La vulcanica “perla nera” di Pantelleria è situata in mezzo al Mediterraneo tra la Tunisia, da cui dista solo una quarantina di chilometri, e la Sicilia a circa 150 chilometri. Nonostante la sua posizione piuttosto isolata, è comunque facilmente raggiungibile anche grazie all’aeroporto. L’isola è molto bella e caratteristica, nera di colore in quanto di origine vulcanica, spruzzata di verde per la tipica vegetazione mediterranea e circondata da un mare azzurro fantastico. Popolato da pesci e flora, i fondali sono considerati un vero paradiso dagli amanti delle immersioni subacquee. Numerose le grotte marine. Il cratere principale di Montagna Grande è situato ad oltre 800 metri di altezza. Nonostante la presenza di altri 24 piccoli crateri più bassi, detti cuddie, l’attività vulcanica è piuttosto modesta. Si verificano solo delle piccole emanazioni di vapore acqueo dal terreno, dette favare, o all’interno di grotte, chiamate stufe.

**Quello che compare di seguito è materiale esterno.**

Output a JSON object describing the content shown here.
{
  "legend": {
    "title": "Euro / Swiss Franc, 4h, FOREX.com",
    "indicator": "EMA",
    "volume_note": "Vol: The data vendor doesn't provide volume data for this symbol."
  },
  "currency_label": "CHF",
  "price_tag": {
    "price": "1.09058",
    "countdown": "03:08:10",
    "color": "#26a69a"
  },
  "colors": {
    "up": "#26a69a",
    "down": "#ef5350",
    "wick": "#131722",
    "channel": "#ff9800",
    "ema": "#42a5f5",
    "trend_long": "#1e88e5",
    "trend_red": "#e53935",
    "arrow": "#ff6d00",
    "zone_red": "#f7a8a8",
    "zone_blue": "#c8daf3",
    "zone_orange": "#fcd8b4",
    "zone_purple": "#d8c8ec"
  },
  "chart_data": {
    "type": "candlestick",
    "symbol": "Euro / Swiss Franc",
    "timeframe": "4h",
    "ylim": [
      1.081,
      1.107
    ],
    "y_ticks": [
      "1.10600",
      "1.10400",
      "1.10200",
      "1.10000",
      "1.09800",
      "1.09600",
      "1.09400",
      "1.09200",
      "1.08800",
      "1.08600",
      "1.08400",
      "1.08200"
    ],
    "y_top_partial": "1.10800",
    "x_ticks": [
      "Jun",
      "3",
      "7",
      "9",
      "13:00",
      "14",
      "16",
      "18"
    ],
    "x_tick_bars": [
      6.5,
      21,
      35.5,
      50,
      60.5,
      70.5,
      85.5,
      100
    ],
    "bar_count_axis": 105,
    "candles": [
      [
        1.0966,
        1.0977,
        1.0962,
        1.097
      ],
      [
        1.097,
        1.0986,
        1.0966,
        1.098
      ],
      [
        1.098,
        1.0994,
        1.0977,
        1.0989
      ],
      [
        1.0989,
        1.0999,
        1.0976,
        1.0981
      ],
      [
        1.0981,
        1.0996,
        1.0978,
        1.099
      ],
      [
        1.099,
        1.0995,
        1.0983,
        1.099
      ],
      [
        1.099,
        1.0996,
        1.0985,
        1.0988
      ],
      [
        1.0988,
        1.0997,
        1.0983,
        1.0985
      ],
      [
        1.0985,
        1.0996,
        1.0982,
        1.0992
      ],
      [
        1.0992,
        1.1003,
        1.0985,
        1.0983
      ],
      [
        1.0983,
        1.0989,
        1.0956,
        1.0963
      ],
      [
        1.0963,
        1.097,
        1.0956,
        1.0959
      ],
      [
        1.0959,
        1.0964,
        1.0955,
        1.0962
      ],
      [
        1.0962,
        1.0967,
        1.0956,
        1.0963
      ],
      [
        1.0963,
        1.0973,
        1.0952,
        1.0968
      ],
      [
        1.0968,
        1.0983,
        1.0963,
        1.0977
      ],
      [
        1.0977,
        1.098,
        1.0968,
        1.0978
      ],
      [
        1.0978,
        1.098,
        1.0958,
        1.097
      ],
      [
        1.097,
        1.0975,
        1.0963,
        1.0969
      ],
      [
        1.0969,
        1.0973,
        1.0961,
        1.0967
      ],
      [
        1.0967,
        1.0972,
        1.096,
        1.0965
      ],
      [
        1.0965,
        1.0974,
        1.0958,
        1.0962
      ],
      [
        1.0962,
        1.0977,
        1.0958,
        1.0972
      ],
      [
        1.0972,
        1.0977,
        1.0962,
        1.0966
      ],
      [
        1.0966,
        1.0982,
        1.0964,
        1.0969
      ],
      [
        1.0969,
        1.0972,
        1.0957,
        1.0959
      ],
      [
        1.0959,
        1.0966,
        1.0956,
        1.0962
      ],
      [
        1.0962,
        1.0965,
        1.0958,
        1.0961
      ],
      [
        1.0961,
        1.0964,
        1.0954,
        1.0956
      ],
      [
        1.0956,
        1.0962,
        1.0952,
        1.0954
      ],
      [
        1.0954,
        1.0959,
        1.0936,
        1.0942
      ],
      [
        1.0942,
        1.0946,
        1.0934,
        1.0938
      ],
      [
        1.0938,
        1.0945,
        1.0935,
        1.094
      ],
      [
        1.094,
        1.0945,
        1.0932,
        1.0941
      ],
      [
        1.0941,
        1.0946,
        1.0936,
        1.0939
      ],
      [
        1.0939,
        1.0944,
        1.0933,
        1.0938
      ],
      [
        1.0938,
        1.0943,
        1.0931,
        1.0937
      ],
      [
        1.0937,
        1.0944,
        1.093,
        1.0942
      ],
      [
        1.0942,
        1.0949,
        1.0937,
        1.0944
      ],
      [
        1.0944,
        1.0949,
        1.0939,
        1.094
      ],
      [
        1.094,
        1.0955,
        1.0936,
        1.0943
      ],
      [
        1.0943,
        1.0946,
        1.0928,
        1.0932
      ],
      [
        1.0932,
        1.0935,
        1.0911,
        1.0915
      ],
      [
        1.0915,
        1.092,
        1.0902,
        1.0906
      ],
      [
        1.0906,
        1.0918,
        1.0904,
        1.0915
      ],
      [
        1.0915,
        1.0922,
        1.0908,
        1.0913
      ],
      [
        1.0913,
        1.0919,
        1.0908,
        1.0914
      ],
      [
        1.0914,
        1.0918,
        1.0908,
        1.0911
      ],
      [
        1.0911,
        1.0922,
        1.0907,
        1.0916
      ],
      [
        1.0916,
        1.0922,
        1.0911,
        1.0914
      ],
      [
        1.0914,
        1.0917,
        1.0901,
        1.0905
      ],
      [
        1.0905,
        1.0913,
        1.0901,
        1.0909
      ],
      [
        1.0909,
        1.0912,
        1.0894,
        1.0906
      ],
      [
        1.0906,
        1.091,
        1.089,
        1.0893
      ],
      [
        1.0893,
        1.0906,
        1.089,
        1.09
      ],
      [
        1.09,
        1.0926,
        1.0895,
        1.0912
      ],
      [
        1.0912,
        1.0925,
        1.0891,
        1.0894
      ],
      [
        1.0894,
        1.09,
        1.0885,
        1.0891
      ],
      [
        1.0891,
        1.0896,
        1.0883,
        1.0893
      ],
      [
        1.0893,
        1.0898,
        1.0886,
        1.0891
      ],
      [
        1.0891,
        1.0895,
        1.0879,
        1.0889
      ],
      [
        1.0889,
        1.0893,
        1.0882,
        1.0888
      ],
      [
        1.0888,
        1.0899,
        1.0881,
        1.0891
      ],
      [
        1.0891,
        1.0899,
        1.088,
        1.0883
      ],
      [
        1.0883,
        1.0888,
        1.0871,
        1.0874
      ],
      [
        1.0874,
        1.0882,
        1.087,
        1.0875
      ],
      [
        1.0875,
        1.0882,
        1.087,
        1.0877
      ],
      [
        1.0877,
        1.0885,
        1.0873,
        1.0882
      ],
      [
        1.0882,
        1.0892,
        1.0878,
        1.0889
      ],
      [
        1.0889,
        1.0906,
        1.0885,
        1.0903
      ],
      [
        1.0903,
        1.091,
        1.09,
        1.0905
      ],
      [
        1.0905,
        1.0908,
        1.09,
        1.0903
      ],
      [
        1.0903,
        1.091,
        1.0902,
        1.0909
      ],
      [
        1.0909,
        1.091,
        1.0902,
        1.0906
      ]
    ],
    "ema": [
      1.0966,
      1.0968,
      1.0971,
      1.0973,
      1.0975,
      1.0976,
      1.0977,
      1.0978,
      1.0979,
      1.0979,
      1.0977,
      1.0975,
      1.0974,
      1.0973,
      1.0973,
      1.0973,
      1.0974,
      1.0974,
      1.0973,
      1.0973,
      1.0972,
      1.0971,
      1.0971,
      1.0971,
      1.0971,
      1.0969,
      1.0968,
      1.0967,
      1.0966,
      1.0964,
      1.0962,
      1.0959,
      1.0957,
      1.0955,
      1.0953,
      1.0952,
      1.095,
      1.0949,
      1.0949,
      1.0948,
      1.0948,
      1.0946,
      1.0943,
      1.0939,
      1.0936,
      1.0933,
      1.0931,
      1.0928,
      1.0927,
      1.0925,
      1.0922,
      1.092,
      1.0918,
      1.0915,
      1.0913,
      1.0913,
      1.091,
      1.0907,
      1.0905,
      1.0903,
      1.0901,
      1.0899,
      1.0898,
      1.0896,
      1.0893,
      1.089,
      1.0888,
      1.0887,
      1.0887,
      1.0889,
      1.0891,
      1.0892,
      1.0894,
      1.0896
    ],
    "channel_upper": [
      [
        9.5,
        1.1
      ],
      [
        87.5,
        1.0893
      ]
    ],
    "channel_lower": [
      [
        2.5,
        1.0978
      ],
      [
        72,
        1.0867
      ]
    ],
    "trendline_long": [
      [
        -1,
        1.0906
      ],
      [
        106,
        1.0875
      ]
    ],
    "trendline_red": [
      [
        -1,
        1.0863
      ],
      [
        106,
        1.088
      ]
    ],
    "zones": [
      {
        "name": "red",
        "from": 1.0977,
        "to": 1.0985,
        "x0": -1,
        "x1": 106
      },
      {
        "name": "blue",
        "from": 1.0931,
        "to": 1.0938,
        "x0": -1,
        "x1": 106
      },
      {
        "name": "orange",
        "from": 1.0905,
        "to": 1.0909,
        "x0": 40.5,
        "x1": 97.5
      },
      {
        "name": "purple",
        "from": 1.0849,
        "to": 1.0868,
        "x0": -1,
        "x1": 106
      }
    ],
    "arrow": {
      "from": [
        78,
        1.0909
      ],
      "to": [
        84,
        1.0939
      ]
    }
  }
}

Molto caratteristico il centro di Pantelleria, paese principale dell’isola. Situato a ridosso delle pendici del monte Sant’Elmo, è dotato di un grazioso porticciolo sovrastato da una roccaforte medievale.

Durante la seconda guerra mondiale fu fortemente bombardata e le abitazioni tipiche dei pescatori, i “Dammusi“, vennero quasi totalmente distrutti. Gli abitanti dopo la guerra li hanno ricostruiti ed oggi sono ricercatissimi dai turisti. Si tratta di piccole case, costruite secondo l’architettura araba e dotate di un unico ambiente. I tetti a “volta” sono in grado di raccogliere e convogliare l’acqua piovana in delle fresche cisterne sotterranee. Le pareti sono piuttosto spesse e dotate di intercapedini in grado di isolare termicamente dal caldo, e le finestre sono molto piccole per ripararsi dall’irraggiamento del sole.

La principale attività nell’isola è l’agricoltura. La natura vulcanica dell’isola e le particolari condizioni climatiche conferiscono infatti una particolare qualità ai prodotti agricoli, tra cui la vite per la produzione di vini da dessert famosissimi, quali Zibibbo e Malvasia, i capperi, gli ulivi, gli agrumi ed i fichi d’India.